The Workers Party is holding a Day Conference on 1st July to discuss how to rebuild British industry. The Conference is for Members Only and invited guests. In the run up to Conference we are publishing a number of pieces submitted for the purposes of stimulating discussion around the theme of reviving British industry, the challenges of AI and automation and the role of vocational education.
This article has been submitted by Andrew Wright.
Industrial struggle has shaped Britain
Once upon a time Britain used to be famous for its heavy industry. Industry was heavy back then. After all, Great Britain had invented the Industrial Revolution. Britain had invented Great Britain. Great Britain had invented Jeremy Bentham, Isambard Kingdom Brunel and, most important of all, Great Britain had invented Adam Smith.
Adam Smith had reinvented capitalism; or rather he believed he had reinvented capitalism. Only this time, according to Adam, capitalism possessed an invisible hand of benevolence.
Over time, Adam Smith’s invisible hand became Margaret Thatcher’s all too visible iron hand of industrial destruction.
Heavy industrialization produced a heavily industrialised urban working class, which was required to do something with its hands. A sinister man named Karl Marx observed all this, and wrote eloquently about it; he wrote of workers being in chains and of having nothing more to lose but those chains. Karl Marx had reinvented communism; or rather he believed he had reinvented communism. In actuality, communism had already been invented by a man from Wigan named Gerrard Winstanley during the English Civil Wars of the 1640’s.
What was gained by painfully slow degree was trade union representation for the working class, which the all too visible hands of Margaret Thatcher were only too eager to deliberately destroy.

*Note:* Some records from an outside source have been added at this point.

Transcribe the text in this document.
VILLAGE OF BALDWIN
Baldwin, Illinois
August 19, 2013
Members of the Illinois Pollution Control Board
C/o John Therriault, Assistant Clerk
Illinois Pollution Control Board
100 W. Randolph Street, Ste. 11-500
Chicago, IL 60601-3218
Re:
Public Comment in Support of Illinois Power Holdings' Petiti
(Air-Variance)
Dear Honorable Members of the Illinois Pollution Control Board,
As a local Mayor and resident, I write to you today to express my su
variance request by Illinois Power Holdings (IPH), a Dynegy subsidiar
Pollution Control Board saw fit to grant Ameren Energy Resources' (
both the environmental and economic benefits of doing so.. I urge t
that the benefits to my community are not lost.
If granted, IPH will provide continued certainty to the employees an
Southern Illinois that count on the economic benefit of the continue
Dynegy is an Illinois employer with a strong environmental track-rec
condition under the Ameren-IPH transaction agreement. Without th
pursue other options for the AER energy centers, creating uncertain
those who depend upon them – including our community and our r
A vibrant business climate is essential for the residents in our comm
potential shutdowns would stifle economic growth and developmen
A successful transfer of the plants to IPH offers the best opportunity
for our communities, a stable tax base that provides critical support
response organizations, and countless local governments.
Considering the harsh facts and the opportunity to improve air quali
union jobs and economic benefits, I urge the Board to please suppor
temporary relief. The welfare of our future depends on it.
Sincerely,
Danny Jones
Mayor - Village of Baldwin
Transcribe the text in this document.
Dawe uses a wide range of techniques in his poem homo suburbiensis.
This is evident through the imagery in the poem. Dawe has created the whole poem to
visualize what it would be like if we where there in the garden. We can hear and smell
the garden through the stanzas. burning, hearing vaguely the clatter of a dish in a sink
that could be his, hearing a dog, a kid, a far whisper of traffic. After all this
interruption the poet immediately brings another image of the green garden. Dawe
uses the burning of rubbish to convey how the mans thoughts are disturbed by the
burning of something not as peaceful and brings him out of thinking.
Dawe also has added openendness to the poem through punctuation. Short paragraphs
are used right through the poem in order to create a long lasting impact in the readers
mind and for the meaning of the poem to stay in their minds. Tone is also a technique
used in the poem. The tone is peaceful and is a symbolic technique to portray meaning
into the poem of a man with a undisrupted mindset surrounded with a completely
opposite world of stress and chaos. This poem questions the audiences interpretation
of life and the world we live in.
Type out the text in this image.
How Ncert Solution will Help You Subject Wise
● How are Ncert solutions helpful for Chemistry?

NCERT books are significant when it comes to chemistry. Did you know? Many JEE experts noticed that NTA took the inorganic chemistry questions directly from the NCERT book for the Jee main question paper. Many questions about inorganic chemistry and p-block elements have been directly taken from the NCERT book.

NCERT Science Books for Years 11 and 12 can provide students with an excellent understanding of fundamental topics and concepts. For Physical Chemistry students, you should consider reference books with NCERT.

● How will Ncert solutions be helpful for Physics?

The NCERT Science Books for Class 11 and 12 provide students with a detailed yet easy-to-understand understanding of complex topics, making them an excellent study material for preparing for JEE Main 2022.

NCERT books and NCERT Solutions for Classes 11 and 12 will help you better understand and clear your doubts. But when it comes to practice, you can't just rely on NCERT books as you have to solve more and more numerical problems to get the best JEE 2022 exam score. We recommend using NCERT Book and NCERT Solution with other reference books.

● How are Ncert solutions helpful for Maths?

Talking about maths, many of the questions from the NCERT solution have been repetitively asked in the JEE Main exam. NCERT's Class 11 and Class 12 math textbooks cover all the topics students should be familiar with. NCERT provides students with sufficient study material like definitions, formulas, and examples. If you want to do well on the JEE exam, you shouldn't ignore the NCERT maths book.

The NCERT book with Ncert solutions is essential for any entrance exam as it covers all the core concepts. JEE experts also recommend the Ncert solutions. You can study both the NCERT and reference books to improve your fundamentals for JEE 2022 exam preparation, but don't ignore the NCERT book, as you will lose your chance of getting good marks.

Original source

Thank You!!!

Great Britain had grown great on the power of iron, coal and steel. Gritty power; sweated into existence by the urbanised working class; imperial power; capitalist imperialist power.
These were the industries deliberately and ideologically destroyed by Thatcher, in order to destroy the largest of the trade unions representing the urbanised working class; to deliberately create mass unemployment – which was funded by revenue from North Sea oil; then to import, firstly from Poland, then from China, cheap coal and steel. This reliance on cheap imports continues to the present day.
Essentially the modern Britain we now live in is a direct consequence of the industrial war of 1914 – 18. The war itself was a direct consequence of the Industrial Revolution. The only permanent upgrade in social and political development has been in more and more sophisticated electronic gadgetry and our relationship with that gadgetry.
Modern life is simply a continuation of the past. These facts should always be borne in mind when thinking about “modern” Britain.
The British economy is dominated by services industries. These include retail, hospitality, professional services, business administration and finance. The four main sectors of activity are agriculture, construction, production and services.
Services are the largest part of the economy, which stands at 82% of output.
The four highest exports in terms of value in million GBP are
1: precious metal. £32,113.
2: crude oil. £28,805.
3: mechanical power generators. £27,810.
4: medicinal and pharmaceutical. £25,388.
Take away all this, and Great Britain would essentially be a small island in the middle of the North Sea, subsisting – as George Orwell once wrote – on a diet of herrings and potatoes.
(This article is respectfully dedicated to the memory of Tony Benn).